Relembrar é viver (e matar o tempo)

• No Brasil, as primeiras redes surgiram em 1988, ligando
  universidades e centros de pesquisa do Rio de Janeiro, São Paulo e
  Porto Alegre a instituições nos Estados Unidos.

• A RNP (Rede Nacional de Ensino e Pesquisa) surgiu em 1989, para
  unir essas redes embrionárias e formar um backbone de alcance
  nacional.

• Em 1991, a RNP inaugurou o primeiro backbone brasileiro, destinado
  exclusivamente à comunidade acadêmica, e em 1995, o governo
  resolveu “abri-lo”, fornecendo conectividade a provedores de
  acesso comerciais.
Relembrar é viver (e matar o tempo)
• A partir de 1997, iniciou-se uma nova fase
  com o investimento em tecnologias de redes
  avançadas. Em 1999 a migração das
  empresas para o mundo virtual começa a se
  tornar imprescindível.

• Os recursos originalmente destinados para
  outros setores foram redirecionados para o
  desenvolvimento de softwares, ferramentas e
  sites na internet.

• Um dos maiores símbolos dessa febre foi a
  criação da Nasdaq, uma bolsa de valores
  destinada exclusivamente para esta área.

• Em maio de 2001, a "Bolha da Internet" (o
  fenômeno de supervalorização das empresas
  pontocom) estourou. Foi o fim de centenas
  de pequenas empresas virtuais que davam
  seus primeiros passos.
WEB2, um conceito

• Web 2.0 é um termo cunhado em 2004 pela
  empresa estadunidense O'Reilly Media, para
  designar uma segunda geração de
  comunidades e serviços baseados na
  plataforma Web, como wikis e redes sociais
  (orkut, facebook, twitter, etc).

• Alguns especialistas em tecnologia, como
  Tim Berners-Lee (o inventor da World Wide
  Web), alegam que o termo carece de
  sentido, pois a Web 2.0 utiliza muitos
  componentes tecnológicos criados antes
  mesmo do surgimento da Web.
• Outros críticos do termo afirmam também que
  esta é apenas uma jogada de marketing
  (buzzword).
WEB2, um conceito

• A Web 2.0 propõe uma experiência de uso semelhante à de
  aplicativos para desktop, só que estes aplicativos estão mais na
  Internet que nos PCs, de forma que vários programas podem se
  integrar, formando uma grande plataforma.

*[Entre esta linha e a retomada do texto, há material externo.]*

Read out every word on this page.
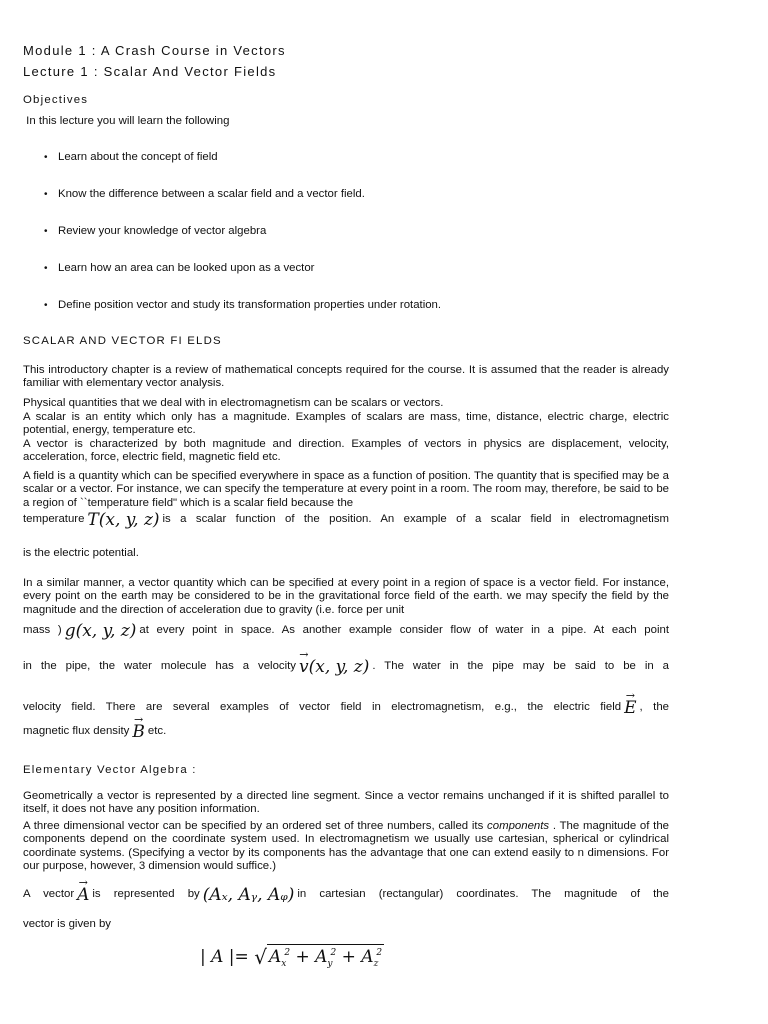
Module 1 : A Crash Course in Vectors
Lecture 1 : Scalar And Vector Fields
Objectives
In this lecture you will learn the following
• Learn about the concept of field
• Know the difference between a scalar field and a vector field.
• Review your knowledge of vector algebra
• Learn how an area can be looked upon as a vector
• Define position vector and study its transformation properties under rotation.
SCALAR AND VECTOR FI ELDS
This introductory chapter is a review of mathematical concepts required for the course. It is assumed that the reader is already familiar with elementary vector analysis.
Physical quantities that we deal with in electromagnetism can be scalars or vectors.
A scalar is an entity which only has a magnitude. Examples of scalars are mass, time, distance, electric charge, electric potential, energy, temperature etc.
A vector is characterized by both magnitude and direction. Examples of vectors in physics are displacement, velocity, acceleration, force, electric field, magnetic field etc.
A field is a quantity which can be specified everywhere in space as a function of position. The quantity that is specified may be a scalar or a vector. For instance, we can specify the temperature at every point in a room. The room may, therefore, be said to be a region of ``temperature field" which is a scalar field because the
temperature T(x, y, z) is a scalar function of the position. An example of a scalar field in electromagnetism
is the electric potential.
In a similar manner, a vector quantity which can be specified at every point in a region of space is a vector field. For instance, every point on the earth may be considered to be in the gravitational force field of the earth. we may specify the field by the magnitude and the direction of acceleration due to gravity (i.e. force per unit
mass ) g(x, y, z) at every point in space. As another example consider flow of water in a pipe. At each point
in the pipe, the water molecule has a velocity → v(x, y, z) . The water in the pipe may be said to be in a
velocity field. There are several examples of vector field in electromagnetism, e.g., the electric field → E , the
magnetic flux density → B etc.
Elementary Vector Algebra :
Geometrically a vector is represented by a directed line segment. Since a vector remains unchanged if it is shifted parallel to itself, it does not have any position information.
A three dimensional vector can be specified by an ordered set of three numbers, called its components . The magnitude of the components depend on the coordinate system used. In electromagnetism we usually use cartesian, spherical or cylindrical coordinate systems. (Specifying a vector by its components has the advantage that one can extend easily to n dimensions. For our purpose, however, 3 dimension would suffice.)
A vector → A is represented by (Aₓ, Aᵧ, Aᵩ) in cartesian (rectangular) coordinates. The magnitude of the
vector is given by
| A |= √ $A_x^2 + A_y^2 + A_z^2$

• Por exemplo, os seus contatos do programa de e-mail podem ser
  usados no programa de agenda, ou pode-se criar um novo evento
  numa agenda, através do programa de e-mail.

• O avanço tecnológico e a popularização da banda larga
  permitiram que usuários comuns publicassem e consumissem
  informação de forma rápida e constante.
WEB2, um conceito

• Os Blogs e sites como Youtube e o Flickr são exemplos desta
  massificação.

• O uso das redes P2P, nas quais cada usuário é um servidor de
  arquivos, permitindo a troca direta entre eles.

• Começaram a se desenvolver softwares, usados pela Internet e
  vendidos não em pacotes, mas como serviços, pagos
  mensalmente.
“Hora do filminho..."


                         Thiago Skárnio
               Tentando acordar a galera.
Colaborativismo: o começo e fim

• O conteúdo dos websites também sofreu um enorme impacto
  com a Web 2.0, dando ao usuário a possibilidade de participar,
  geralmente e organizando as informações.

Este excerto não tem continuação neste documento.